I used to pop in annually to see the Neuro Nurses. I though that was all the support we had. II thought they were My MS Nurses! It was a case of turning up, “how have you been?”, “Getting worse!”, “Oh, we’ll see you next year”.

Then, when we were arranging the next annual appointment, it was decided that I should see the Consultant, as I hadn’t seen them for three years.

Well, the following year, I turned up to see the Consultant, with my usual list of questions. But, it soon became clear that I knew more about MS than they did!
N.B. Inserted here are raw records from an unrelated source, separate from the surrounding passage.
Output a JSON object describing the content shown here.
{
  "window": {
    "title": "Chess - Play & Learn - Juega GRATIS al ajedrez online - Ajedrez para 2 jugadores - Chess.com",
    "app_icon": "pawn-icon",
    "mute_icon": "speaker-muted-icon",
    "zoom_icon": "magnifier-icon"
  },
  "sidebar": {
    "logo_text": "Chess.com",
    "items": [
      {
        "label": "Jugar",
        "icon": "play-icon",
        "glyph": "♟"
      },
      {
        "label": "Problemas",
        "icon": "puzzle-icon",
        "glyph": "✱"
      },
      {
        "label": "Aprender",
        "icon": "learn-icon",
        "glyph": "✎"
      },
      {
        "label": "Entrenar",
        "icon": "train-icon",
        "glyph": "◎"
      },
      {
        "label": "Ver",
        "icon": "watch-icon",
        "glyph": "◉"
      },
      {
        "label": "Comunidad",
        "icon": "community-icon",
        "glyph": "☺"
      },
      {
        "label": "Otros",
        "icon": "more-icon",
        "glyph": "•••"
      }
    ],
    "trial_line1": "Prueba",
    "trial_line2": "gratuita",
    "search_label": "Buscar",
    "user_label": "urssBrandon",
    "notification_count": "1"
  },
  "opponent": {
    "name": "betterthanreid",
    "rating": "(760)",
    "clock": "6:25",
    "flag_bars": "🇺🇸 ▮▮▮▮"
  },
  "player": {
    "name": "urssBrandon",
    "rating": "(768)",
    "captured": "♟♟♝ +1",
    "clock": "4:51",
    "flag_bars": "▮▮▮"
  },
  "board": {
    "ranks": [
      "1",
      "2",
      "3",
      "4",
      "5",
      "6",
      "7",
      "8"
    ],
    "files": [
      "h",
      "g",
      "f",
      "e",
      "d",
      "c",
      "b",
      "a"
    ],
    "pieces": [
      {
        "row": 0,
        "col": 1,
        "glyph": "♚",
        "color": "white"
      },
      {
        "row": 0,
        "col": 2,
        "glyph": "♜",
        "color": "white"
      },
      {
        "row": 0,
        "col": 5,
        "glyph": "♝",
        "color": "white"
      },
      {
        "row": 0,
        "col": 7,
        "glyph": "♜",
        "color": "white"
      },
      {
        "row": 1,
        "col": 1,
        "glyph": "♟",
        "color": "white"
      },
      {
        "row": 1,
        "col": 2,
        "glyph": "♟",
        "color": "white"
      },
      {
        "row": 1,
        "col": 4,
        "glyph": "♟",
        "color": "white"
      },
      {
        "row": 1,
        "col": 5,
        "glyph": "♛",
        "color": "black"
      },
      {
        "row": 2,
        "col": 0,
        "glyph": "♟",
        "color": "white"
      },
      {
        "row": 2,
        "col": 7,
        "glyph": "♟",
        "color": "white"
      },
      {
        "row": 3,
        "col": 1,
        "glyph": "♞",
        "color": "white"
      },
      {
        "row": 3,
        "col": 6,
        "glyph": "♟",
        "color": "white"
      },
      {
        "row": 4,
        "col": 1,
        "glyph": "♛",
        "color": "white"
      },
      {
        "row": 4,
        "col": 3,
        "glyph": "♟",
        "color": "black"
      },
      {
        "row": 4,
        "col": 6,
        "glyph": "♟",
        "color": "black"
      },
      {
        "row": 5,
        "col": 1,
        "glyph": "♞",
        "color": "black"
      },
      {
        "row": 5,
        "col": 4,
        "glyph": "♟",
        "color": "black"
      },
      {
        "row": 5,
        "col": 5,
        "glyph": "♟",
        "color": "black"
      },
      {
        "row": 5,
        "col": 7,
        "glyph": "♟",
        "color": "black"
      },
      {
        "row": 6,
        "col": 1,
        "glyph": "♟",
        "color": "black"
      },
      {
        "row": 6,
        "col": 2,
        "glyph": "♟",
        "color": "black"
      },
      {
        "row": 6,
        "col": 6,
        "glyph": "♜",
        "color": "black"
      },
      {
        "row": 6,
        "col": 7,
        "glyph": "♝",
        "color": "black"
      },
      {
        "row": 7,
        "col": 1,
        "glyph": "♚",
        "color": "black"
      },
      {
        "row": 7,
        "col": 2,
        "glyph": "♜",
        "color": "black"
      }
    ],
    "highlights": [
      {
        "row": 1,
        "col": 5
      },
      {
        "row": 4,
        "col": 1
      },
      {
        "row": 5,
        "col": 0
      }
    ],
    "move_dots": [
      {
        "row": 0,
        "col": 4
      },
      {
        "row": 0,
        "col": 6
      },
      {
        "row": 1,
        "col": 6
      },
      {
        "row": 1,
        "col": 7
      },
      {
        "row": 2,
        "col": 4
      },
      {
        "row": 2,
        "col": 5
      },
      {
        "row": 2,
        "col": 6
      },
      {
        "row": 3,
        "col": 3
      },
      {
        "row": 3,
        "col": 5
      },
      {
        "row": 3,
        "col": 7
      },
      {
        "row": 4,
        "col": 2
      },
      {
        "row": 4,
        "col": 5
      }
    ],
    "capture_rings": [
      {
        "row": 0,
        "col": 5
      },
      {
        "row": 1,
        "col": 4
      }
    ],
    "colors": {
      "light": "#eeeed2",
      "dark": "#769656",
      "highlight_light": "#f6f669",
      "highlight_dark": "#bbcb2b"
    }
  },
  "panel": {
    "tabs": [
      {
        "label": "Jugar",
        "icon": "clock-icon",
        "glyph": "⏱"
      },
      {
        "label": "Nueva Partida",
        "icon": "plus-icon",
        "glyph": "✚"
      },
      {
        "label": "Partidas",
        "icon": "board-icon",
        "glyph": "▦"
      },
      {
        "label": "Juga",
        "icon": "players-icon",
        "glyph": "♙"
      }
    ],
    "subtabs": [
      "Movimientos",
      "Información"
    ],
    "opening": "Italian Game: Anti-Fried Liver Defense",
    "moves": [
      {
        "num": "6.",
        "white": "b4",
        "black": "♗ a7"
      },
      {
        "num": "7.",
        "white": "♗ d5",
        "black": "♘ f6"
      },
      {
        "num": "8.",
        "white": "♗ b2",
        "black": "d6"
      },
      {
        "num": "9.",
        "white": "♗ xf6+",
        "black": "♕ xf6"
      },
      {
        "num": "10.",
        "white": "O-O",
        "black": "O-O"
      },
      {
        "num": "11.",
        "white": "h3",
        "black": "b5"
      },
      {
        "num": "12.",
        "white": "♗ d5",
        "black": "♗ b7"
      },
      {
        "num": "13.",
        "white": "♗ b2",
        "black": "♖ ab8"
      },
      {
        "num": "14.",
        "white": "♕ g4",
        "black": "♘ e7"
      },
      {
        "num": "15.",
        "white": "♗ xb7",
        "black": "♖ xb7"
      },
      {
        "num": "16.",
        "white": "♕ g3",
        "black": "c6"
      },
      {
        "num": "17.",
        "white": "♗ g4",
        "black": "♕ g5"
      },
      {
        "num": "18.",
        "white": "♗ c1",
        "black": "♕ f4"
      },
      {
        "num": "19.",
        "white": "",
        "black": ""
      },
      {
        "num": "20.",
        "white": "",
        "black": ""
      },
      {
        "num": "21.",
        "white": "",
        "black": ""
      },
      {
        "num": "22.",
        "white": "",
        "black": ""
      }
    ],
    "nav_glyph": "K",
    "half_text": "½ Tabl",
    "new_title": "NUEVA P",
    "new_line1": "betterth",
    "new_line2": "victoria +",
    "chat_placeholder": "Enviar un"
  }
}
Then, they said, “Perhaps you should see our MS Specialist”!

My initial thought was why am I wasting my time with you!

So, yes, we do have to be our own advocate and not settle for the jack-of-all-trades. 😉


guinness
7 months ago

@highlander, you are no different to the many who have joined the MS conveyor belt @stumbler hit the nail or nails on the head, I tend not to worry these days, i’m in it for the long term anyway ( god willing ).


cameron
4 months ago

It’s seriously scary to realise that the course of one’s MS may depend on your luck in finding the right healthcare professional at the right time. My luck has been: 1) a GP who was so appalled at my initial experience at the hands of the local neuro that she referred me to London b) coming across a miracle-worker neurophysio who corrected my gait and gave me the life lessons in how to manage MS c) another physio who found me the orthotic that gave me back near-normal walking capacity (in contrast to what was on offer at orthotics depts). Luck can also determine non-medical issues: a recommendation for a sports club membership gave me the tools to manage fitness, a friend’s advice to start low-carb, blood sugar reduction eating restored my digestion. All of this on the back of casual conversations and chance encounters. It makes you wonder…..Thank goodness for shift.ms, where we can hopefully enable more of these exchanges.